In 1976, his brother, David, knowing Stephen's fondness for philosophical and religious books, bought him a copy of the Qur'an on a visit to Jerusalem.

"I was given the opportunity, in the last stages of my journey, to read the Qur'an," Islam said. "The big change came here. Accepting the concept of revelation was a big, important step forward.

"I kept on looking and tried to understand who authored the Qur'an. In the end, I realized the author's name was at the very beginning of the book."

He pauses naturally, not for dramatic effect, and turns to his listener, a smile on his face. "It says, 'In the name of God.'"

"It was at that point I had to accept a new form of knowledge, or a new way of receiving knowledge, and that is through trusting the word. I couldn't do that until my heart had accepted.

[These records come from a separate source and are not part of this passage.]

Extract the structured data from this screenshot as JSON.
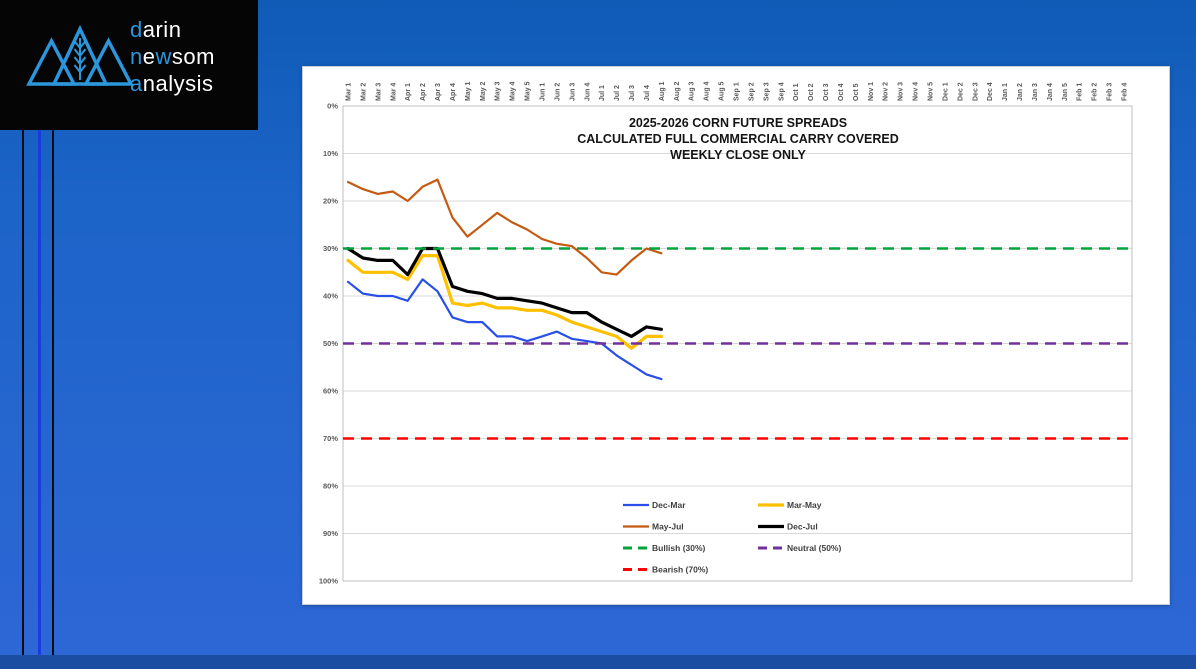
{
  "logo": {
    "mark_icon": "mountain-triangles-wheat-icon",
    "accent_color": "#2B96DC",
    "text_color": "#FFFFFF",
    "lines": [
      [
        [
          "d",
          true
        ],
        [
          "arin",
          false
        ]
      ],
      [
        [
          "n",
          true
        ],
        [
          "e",
          false
        ],
        [
          "w",
          true
        ],
        [
          "som",
          false
        ]
      ],
      [
        [
          "a",
          true
        ],
        [
          "nalysis",
          false
        ]
      ]
    ]
  },
  "chart_data": {
    "type": "line",
    "title_lines": [
      "2025-2026 CORN FUTURE SPREADS",
      "CALCULATED FULL COMMERCIAL CARRY COVERED",
      "WEEKLY CLOSE ONLY"
    ],
    "y_axis": {
      "unit": "%",
      "min": 0,
      "max": 100,
      "inverted": true,
      "grid": true
    },
    "y_tick_labels": [
      "0%",
      "10%",
      "20%",
      "30%",
      "40%",
      "50%",
      "60%",
      "70%",
      "80%",
      "90%",
      "100%"
    ],
    "x_labels": [
      "Mar 1",
      "Mar 2",
      "Mar 3",
      "Mar 4",
      "Apr 1",
      "Apr 2",
      "Apr 3",
      "Apr 4",
      "May 1",
      "May 2",
      "May 3",
      "May 4",
      "May 5",
      "Jun 1",
      "Jun 2",
      "Jun 3",
      "Jun 4",
      "Jul 1",
      "Jul 2",
      "Jul 3",
      "Jul 4",
      "Aug 1",
      "Aug 2",
      "Aug 3",
      "Aug 4",
      "Aug 5",
      "Sep 1",
      "Sep 2",
      "Sep 3",
      "Sep 4",
      "Oct 1",
      "Oct 2",
      "Oct 3",
      "Oct 4",
      "Oct 5",
      "Nov 1",
      "Nov 2",
      "Nov 3",
      "Nov 4",
      "Nov 5",
      "Dec 1",
      "Dec 2",
      "Dec 3",
      "Dec 4",
      "Jan 1",
      "Jan 2",
      "Jan 3",
      "Jan 4",
      "Jan 5",
      "Feb 1",
      "Feb 2",
      "Feb 3",
      "Feb 4"
    ],
    "series": [
      {
        "name": "Dec-Mar",
        "color": "#2850E8",
        "width": 2.2,
        "values": [
          37,
          39.5,
          40,
          40,
          41,
          36.5,
          39,
          44.5,
          45.5,
          45.5,
          48.5,
          48.5,
          49.5,
          48.5,
          47.5,
          49,
          49.5,
          50,
          52.5,
          54.5,
          56.5,
          57.5
        ]
      },
      {
        "name": "Mar-May",
        "color": "#FFC000",
        "width": 3.2,
        "values": [
          32.5,
          35,
          35,
          35,
          36.5,
          31.5,
          31.5,
          41.5,
          42,
          41.5,
          42.5,
          42.5,
          43,
          43,
          44,
          45.5,
          46.5,
          47.5,
          48.5,
          51,
          48.5,
          48.5
        ]
      },
      {
        "name": "May-Jul",
        "color": "#C45A11",
        "width": 2.2,
        "values": [
          16,
          17.5,
          18.5,
          18,
          20,
          17,
          15.5,
          23.5,
          27.5,
          25,
          22.5,
          24.5,
          26,
          28,
          29,
          29.5,
          32,
          35,
          35.5,
          32.5,
          30,
          31
        ]
      },
      {
        "name": "Dec-Jul",
        "color": "#000000",
        "width": 3.2,
        "values": [
          30,
          32,
          32.5,
          32.5,
          35.5,
          30,
          30,
          38,
          39,
          39.5,
          40.5,
          40.5,
          41,
          41.5,
          42.5,
          43.5,
          43.5,
          45.5,
          47,
          48.5,
          46.5,
          47
        ]
      }
    ],
    "reference_lines": [
      {
        "name": "Bullish (30%)",
        "value": 30,
        "color": "#00A33C",
        "style": "dashed"
      },
      {
        "name": "Neutral (50%)",
        "value": 50,
        "color": "#7030A0",
        "style": "dashed"
      },
      {
        "name": "Bearish (70%)",
        "value": 70,
        "color": "#FF0000",
        "style": "dashed"
      }
    ],
    "legend": {
      "position": "bottom-center",
      "columns": 2,
      "entries": [
        "Dec-Mar",
        "Mar-May",
        "May-Jul",
        "Dec-Jul",
        "Bullish (30%)",
        "Neutral (50%)",
        "Bearish (70%)"
      ]
    }
  }
}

That happened when I read a chapter of the Qur'an called "Joseph and the Story of Joseph, Son of Jacob."

"It says in the Qur'an, this is the most beautiful story. When I started to cry, I just knew this book was from God."

On a wintry Friday a year after receiving the Qur'an, he went to a mosque, enlisting the support of a local imam to learn how to become a Muslim. After making his testimony of faith that same day, his spiritual journey deepened.

He married his wife, Fawzia, a devout Muslim, in 1979. Today they have four daughters and one son, ranging in age from 12 to 19. In Great Britain, he is a leader in Muslim education and humanitarian projects. And in his heart, he said, he is at peace.